Les voix redoublèrent autour de lui. Le chant emplissait la caverne. La chaleur et les vapeurs d’alcool enflammaient l’ardeur générale, collaient aux parois de granit sombre avant de s’échapper par le conduit biscornu à une trentaine de mètres au-dessus d’eux. Si la moindre étincelle avait pu émaner de cette masse compacte, les flammes auraient dévoré l’assemblée en quelques instants. Il frissonna.
Les craquements devinrent plus puissants. Pochetron-Longuecuite tremblait d’émotion. Si seulement son père pouvait voir ça ! Heureusement, Vomie-de-Pétruchienne était à ses côtés.
Une lumière sombre recouvrit la grotte.
Puis quelques cris.
Pochetron-Longuecuite joua des coudes et manqua de peu de se faire un torticolis pour admirer Ducruel-Beauroctoto enveloppé d’une lueur ténébreuse. L’ancien dictateur attrapa le verre posé face à lui, un simple verre de lait. Il le broya d’un geste rageur.
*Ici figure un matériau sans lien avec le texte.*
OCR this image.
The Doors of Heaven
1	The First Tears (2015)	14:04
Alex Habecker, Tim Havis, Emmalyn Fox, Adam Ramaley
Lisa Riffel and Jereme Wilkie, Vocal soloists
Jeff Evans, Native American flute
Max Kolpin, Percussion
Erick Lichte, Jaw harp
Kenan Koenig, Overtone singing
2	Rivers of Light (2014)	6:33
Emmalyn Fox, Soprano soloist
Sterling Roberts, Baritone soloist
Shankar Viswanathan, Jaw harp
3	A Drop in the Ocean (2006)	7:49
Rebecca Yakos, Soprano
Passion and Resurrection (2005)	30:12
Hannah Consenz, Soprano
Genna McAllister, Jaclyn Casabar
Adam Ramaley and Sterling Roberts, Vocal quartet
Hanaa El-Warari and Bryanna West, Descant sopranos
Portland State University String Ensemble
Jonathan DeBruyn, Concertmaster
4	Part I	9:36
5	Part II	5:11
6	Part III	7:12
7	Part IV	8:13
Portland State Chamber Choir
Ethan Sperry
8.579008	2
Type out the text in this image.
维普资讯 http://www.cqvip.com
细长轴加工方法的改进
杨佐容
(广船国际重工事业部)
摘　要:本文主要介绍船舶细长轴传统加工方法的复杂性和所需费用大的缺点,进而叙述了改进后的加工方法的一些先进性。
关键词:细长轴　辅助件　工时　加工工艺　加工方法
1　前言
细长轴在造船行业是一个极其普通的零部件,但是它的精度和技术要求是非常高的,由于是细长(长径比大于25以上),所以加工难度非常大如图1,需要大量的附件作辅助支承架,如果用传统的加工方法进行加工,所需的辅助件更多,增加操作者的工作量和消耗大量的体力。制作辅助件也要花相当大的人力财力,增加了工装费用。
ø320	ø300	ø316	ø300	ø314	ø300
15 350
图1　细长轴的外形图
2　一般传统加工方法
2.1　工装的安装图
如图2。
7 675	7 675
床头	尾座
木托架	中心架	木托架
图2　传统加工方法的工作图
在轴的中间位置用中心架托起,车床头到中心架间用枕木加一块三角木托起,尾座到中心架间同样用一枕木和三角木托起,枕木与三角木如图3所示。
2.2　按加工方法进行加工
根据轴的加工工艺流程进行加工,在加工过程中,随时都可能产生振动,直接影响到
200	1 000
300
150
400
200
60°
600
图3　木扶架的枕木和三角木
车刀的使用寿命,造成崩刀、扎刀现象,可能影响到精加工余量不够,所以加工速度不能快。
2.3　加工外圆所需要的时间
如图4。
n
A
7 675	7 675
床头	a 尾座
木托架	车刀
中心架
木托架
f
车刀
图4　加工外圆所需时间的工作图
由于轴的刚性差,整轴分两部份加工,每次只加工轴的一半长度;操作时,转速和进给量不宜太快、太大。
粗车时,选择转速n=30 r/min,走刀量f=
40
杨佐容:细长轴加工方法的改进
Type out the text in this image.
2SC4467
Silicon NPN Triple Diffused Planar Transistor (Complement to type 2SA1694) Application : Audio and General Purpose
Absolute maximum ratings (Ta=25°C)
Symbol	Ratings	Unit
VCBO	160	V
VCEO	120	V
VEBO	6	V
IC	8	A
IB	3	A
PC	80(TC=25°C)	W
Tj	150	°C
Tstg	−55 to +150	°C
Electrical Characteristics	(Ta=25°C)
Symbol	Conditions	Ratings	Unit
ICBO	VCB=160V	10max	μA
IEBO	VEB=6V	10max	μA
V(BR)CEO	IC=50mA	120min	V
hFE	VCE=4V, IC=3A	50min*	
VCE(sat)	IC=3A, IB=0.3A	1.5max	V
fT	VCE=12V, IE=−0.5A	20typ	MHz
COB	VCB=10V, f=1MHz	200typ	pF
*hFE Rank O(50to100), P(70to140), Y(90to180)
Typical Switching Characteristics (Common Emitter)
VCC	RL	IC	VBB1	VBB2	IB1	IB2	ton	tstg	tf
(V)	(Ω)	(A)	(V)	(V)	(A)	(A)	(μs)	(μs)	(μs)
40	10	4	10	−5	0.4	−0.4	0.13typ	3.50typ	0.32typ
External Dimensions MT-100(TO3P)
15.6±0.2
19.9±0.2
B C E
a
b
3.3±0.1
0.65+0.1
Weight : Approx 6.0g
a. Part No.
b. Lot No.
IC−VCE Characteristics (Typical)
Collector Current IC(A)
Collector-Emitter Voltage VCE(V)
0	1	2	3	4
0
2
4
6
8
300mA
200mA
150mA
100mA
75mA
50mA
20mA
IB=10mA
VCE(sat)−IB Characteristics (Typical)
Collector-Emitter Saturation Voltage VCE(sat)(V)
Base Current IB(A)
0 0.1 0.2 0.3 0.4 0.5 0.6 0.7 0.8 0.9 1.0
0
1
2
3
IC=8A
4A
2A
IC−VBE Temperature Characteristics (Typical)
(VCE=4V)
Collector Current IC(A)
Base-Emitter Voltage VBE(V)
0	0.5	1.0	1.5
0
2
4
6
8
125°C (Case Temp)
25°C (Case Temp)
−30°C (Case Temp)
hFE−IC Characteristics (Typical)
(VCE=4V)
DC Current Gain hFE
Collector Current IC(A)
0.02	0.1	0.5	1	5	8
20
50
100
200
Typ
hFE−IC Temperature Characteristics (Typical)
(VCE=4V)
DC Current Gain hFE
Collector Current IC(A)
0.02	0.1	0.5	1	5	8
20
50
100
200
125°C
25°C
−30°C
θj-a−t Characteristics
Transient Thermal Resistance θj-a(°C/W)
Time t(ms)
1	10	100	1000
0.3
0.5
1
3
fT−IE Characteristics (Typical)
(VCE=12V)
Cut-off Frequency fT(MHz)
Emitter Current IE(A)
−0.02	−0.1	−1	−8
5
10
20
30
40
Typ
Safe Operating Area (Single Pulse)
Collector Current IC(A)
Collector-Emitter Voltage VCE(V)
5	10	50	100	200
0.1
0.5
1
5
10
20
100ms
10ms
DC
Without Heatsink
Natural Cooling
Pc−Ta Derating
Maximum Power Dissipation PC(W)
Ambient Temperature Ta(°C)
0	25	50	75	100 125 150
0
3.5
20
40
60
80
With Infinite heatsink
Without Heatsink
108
Des gémissements de douleur.
Quelques fidèles gisaient au sol en hurlant.
La pierre avait explosé d’un coup, projetant des éclats de façon aléatoire. Prix dérisoire à payer.
Une larme roula sur la joue de notre héros. Quelle joie ! Les Guildes règneraient à nouveau sur le royaume de Gnôle.
— ENFIN !
La voix rocailleuse imposa le silence. Seul le gargouillis des elfes décapités répondit, comme un remerciement au retour du Sublimissime Machielzédec. Ils avaient servi la cause et devait maintenant payer pour leur crime : avoir réduit Ducruel-Beauroctoto à l’état de statue contemplant un immonde verre de lait.
Pochetron-Longuecuite osa :
— Pétruche, tu…
— Chut, il va parler. Notre guide va nous montrer le chemin de la reconquête !
Les yeux de sa bien-aimée n’étaient qu’adoration. Un soupçon de jalousie fut vite balayé par l’appel du dictateur :
— Mes zélés serviteurs, vous m’avez libéré ! Votre pugnacité est enfin récompensée. Bientôt, l’heure de se mobiliser.
Quelques mots elfiques. Puis des serpents lumineux zébrèrent la voûte rocheuse avant de retomber en cascade sur la foule. Une sensation glacée parcourut le bras de Pochetron-Longuecuite. Il leva ce dernier par réflexe : un verre éméché pulsait de sa lueur sombre au niveau de son avant-bras.
— Je vous appellerai le temps venu. J’ai d’abord une quête à mener pour reprendre le pouvoir qui m’a été vilement subtilisé. Je saurai vous récompenser pour votre dévotion. Allez porter la nouvelle : Ducruel-Beauroctoto est parmi nous !
Le dictateur enfouit sa main sous son long manteau et ressortit plusieurs fioles qu’il avala cul sec. Un pet se répercuta en écho sur les parois et Ducruel-Beauroctoto s’envola dans une saccade de gaz intestinaux.
[1] Ginger : surnom collé à la peau de notre héros par son paternel alors que les pâles rayons d’une lune rousse illuminaient les cheveux rouges feu du nouveau-né, au sein d’une famille où il était de tradition de mettre au monde des garçons blonds depuis aussi loin que pouvait remonter la mémoire des pères de leurs pères.